Solver Algorithms
Levenberg-Marquardt, DogLeg, BFGS, L-BFGS, Sparse CG, and the automatic fallback chain.
Solver Algorithms
The solver implements five distinct algorithms, each optimized for different problem structures. An automatic fallback chain tries alternatives when the primary algorithm fails to converge.
Levenberg-Marquardt (LM)
The workhorse algorithm, suitable for all problem sizes. LM interpolates between gradient descent and Gauss-Newton:
Update rule:
(JᵀJ + λ · diag(JᵀJ)) · Δx = −Jᵀr
Key features:
- Armijo backtracking line search with α = 1.0, β = 0.5, c = 1e-4
- Marquardt scaling — uses
diag(JᵀJ)instead of identity, giving curvature-aware damping - Adaptive damping — λ increases on rejected steps, decreases on accepted steps
- Convergence — terminates when
‖r‖ < tolor‖Δx‖ < xtolor max iterations reached
LM is robust but can be slow for long constraint chains due to the dense normal equations solve at each iteration.
DogLeg / Powell
A trust-region method that interpolates between the steepest-descent step and the Gauss-Newton step:
Δx = α · Δx_SD + (1 − α) · Δx_GN, ‖Δx‖ ≤ Δ (trust radius)
Key features:
- 22.7× faster than LM for chain-type problems (2.41ms vs 54.8ms on chain-20)

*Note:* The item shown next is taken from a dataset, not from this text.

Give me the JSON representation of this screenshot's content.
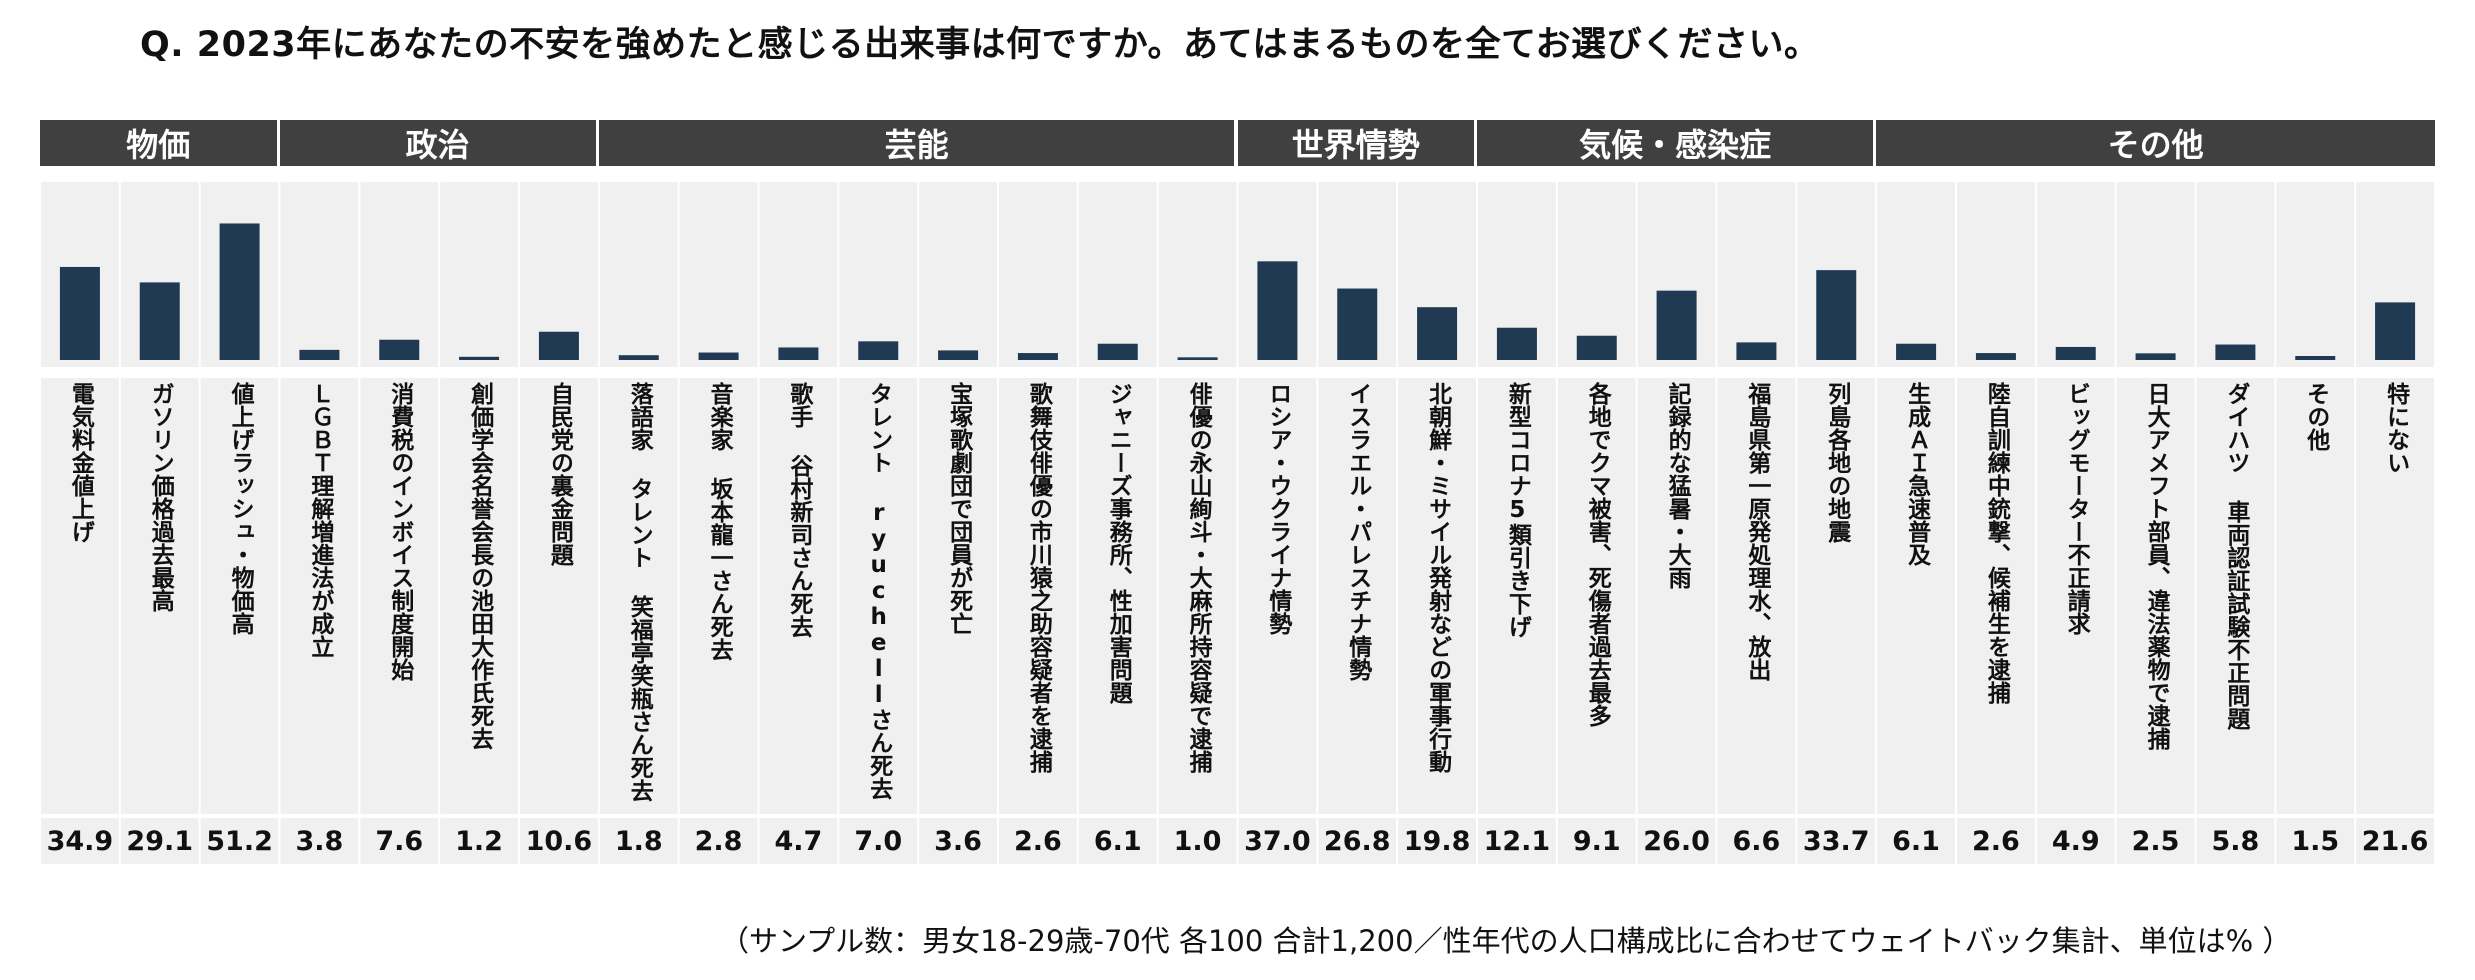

- Trust radius adapts based on the ratio of actual to predicted reduction
- When the GN step lies inside the trust region, it's taken directly (superlinear convergence)
- When outside, the step follows the "dog-leg" path to the trust-region boundary
DogLeg excels on well-conditioned problems where the Gauss-Newton approximation is good.
BFGS
A quasi-Newton method that builds an approximation to the inverse Hessian H ≈ (JᵀJ)⁻¹:
- Strong Wolfe line search with zoom phase for step-size acceptance
- Hessian approximation updated via the BFGS formula:
H_{k+1} = (I − ρ·s·yᵀ)H(I − ρ·y·sᵀ) + ρ·s·sᵀ - Full n×n inverse Hessian stored — suitable for small-to-medium problems (n < 100)
- Superlinear convergence near the solution
L-BFGS
Limited-memory BFGS stores only the last m = 10 vector pairs (s, y) instead of the full Hessian:
- Two-loop recursion computes
H·gin O(mn) time - Memory usage: O(mn) instead of O(n²)
- Auto-selected for n ≥ 100 parameters
- Nearly identical convergence to full BFGS in practice
Sparse Conjugate Gradient (CG)
For large, sparse problems the solver uses CG on the normal equations with a CSC Jacobian:
- Compute
A = JᵀJvia SpGEMM (sparse matrix multiplication) - Apply Jacobi preconditioner
M = diag(A) - Run Conjugate Gradient to solve
A·Δx = −Jᵀr
This avoids forming the dense normal equations and scales to problems with thousands of parameters.
Fallback Chain
When using the Auto algorithm selection, the solver tries algorithms in sequence:
Primary: LM ├─ fails → DogLeg │ ├─ fails → BFGS │ │ └─ fails → return SolverError │ └─ succeeds → return solution └─ succeeds → return solution
A solve is considered "failed" if it reaches max iterations without convergence or if the residual increases on every step (stagnation).
Algorithm Comparison
| Algorithm | Chain-20 Time | Relative | Memory | Best For |
|---|---|---|---|---|
| DogLeg | 2.41 ms | 1.0× | O(n²) | Well-conditioned, chain-like |
| BFGS | 3.30 ms | 1.4× | O(n²) | Small smooth problems |
| L-BFGS | 3.15 ms | 1.3× | O(mn) | Medium problems, n ≥ 100 |
| Sparse CG | 5.20 ms | 2.2× | O(nnz) | Large sparse problems |
| LM | 54.8 ms | 22.7× | O(n²) | Difficult/ill-conditioned |
LM's poor showing on chain problems is due to its conservative step-size strategy; however, it remains the most robust algorithm for ill-conditioned or near-singular problems where others diverge.